What will you regret?

I’ve told these two stories before but they’re important to me. They’re what I call “joy gems.” They’re touchstones and talismans.

One of the my favorite memories: I am about 4 and I am staying with my GrandAunt Ardelle and she’s in the kitchen making us dinner. I’m singing about that fact. When I stop, she yells, “MORE!” and I hear her laughing her laughter that was so full of love.

Another with her: I was about 13/14 (she would die when I was just 15) and we are visiting. I am sitting on the small settee with my mother, and Ardelle asks me what I think I want to be when I grow up. I know. My heart is full of it and has been full of it since I was so small, but I say, “I don’t know” and shrug in that teenager way, and she says, “OH! I always just thought you’d be a singer!” So offhanded, so SURE sounding.

I took those words and those memories and I stored them.

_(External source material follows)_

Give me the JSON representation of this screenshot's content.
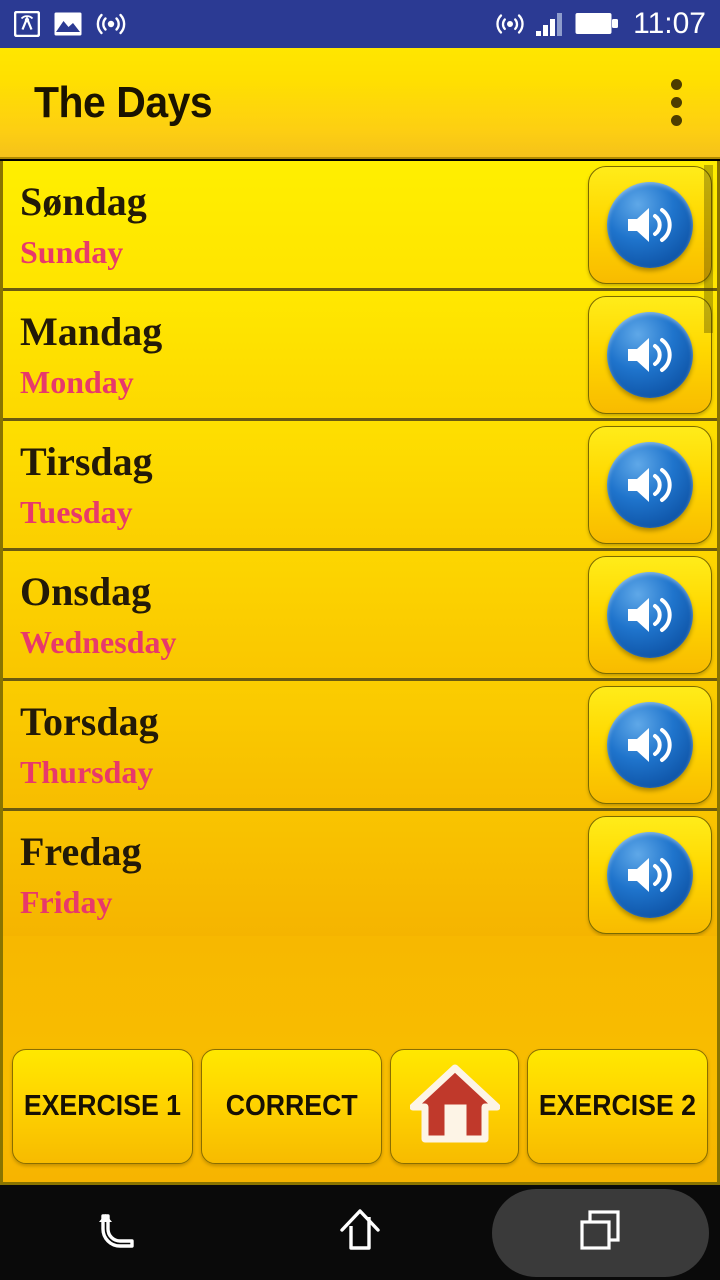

Over the years, I learned to hide this part of me… this part of me that was pure and raw desire.

But I got too good at hiding it and the thing I loved most in this world — even more than dance (but thank God for dance) — this thing I loved most became this thing that I feared most.

I sing but only by myself in very limited and hidden ways.

And I lay awake at night some nights and I KNOW this is what I will regret.

I will regret this hiding of my voice… a hiding of a singing voice that results, of course, in a hiding of my larger truer voice in this world.

I think, even my writing voice is not yet my truest voice because I hide my song.

No more.

Monday the 14th at 5 PM I have a voice lesson — a half hour assessment to meet a teacher and see if we can work together and then I’ll start weekly classes.

Thinking of this MAKES. ME. WANT. TO. PUKE.

I want to cancel. I won’t cancel.

I think I might die. I probably won’t.

My heart races and my skin gets clamy even at the thought of this half hour on this coming Monday.

But I will go and I will report back.

And I want to know from you: what will be your regret? What small movement can you take toward eradicating it?